“Whether you like it or not, history is on our side. We will bury you.”
– First Secretary of the Communist Party of the Soviet Union, Nikita Kruschev, commenting on Capitalism
While Hobby Master has been content to replicate some of the most iconic western jets of the modern era, their record at offering adversarial aircraft has been a bit spotty. Until now. Their first ever Mikoyan Gurevich MiG 23 Flogger has now been released, one that represents a warbird from the 787th IAP, then deployed to Eberswalde, Finow AB, Brandenburg, East Germany, during the 1970s (HA5301). Like their F-14 Tomcat, their inaugural MiG features variable geometry wings, thereby enabling the collector to display their aircraft in multiple configurations.
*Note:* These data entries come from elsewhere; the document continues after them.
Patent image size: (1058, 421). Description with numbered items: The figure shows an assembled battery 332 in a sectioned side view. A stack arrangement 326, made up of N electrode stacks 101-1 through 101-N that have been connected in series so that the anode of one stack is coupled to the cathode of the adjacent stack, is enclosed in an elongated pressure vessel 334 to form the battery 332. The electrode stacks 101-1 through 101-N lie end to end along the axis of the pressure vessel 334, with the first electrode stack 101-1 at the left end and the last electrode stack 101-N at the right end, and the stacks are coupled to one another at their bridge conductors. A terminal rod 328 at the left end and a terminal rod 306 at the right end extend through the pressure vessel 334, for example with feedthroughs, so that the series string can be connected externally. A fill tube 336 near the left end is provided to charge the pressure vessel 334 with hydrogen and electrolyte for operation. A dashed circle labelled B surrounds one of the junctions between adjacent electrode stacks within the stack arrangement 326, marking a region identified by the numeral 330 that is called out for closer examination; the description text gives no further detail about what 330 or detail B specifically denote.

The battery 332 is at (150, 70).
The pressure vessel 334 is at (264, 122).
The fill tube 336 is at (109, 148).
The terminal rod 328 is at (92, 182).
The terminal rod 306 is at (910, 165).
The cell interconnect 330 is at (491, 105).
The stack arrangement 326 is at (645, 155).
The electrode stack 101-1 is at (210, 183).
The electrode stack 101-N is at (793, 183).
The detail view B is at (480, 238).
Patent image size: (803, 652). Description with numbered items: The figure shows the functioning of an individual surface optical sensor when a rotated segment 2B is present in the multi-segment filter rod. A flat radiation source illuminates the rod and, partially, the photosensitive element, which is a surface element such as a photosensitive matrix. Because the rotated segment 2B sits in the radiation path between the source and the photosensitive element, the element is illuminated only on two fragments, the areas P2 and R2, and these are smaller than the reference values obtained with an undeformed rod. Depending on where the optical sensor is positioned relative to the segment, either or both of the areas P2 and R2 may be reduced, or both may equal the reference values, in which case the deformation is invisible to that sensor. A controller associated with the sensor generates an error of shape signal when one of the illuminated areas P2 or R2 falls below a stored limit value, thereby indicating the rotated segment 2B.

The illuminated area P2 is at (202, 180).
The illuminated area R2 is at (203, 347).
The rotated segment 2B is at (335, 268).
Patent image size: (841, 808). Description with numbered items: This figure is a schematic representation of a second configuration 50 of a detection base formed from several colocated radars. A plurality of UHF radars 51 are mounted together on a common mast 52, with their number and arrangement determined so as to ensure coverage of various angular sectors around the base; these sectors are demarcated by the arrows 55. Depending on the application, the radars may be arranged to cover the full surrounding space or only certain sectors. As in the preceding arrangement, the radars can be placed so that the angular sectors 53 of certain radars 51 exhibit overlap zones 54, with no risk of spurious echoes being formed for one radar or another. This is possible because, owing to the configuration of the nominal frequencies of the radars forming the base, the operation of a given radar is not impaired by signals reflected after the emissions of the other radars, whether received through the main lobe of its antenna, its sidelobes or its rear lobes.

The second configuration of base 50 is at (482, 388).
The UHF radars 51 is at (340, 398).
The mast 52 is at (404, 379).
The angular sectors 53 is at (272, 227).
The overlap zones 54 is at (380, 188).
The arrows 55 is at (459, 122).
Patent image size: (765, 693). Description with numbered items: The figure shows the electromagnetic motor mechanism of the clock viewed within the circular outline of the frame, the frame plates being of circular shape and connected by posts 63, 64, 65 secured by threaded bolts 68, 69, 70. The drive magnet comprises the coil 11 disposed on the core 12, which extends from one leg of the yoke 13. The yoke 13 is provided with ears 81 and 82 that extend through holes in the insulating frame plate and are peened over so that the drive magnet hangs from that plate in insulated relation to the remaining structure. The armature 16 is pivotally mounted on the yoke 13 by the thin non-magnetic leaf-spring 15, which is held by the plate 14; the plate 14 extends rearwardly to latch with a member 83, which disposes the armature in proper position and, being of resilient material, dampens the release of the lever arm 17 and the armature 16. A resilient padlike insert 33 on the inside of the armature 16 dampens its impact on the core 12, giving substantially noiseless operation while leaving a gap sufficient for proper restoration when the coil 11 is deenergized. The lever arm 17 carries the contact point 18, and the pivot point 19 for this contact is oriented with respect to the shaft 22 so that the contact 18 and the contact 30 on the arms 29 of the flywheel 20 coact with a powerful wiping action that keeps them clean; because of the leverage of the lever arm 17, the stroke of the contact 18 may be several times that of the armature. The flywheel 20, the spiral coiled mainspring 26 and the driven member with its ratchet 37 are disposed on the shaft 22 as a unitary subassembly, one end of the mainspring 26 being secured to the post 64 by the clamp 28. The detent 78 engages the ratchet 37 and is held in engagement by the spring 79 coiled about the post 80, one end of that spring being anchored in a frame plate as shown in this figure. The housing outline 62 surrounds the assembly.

Painted in a light grey exterior and bearing all the hallmark detail we’ve come to expect from Hobby Master, their first ever MiG will no doubt kick off other variants and schemes in the months to come, and will likely usher in a bevy of other adversarial aircraft in the coming year.
The Mikoyan-Gurevich MiG-23 (NATO reporting name: Flogger) is a variable-geometry fighter aircraft, designed by the Mikoyan-Gurevich design bureau in the Soviet Union. It is considered to belong to the Soviet third-generation jet fighter category, along with similarly aged Soviet fighters such as the MiG-25 “Foxbat”. It was the first attempt by the Soviet Union to design look-down/shoot-down radar and one of the first to be armed with beyond visual range missiles, and the first MiG production fighter aircraft to have intakes at the sides of the fuselage. Production started in 1970 and reached large numbers with over 5,000 aircraft built. Today the MiG-23 remains in limited service with various export customers.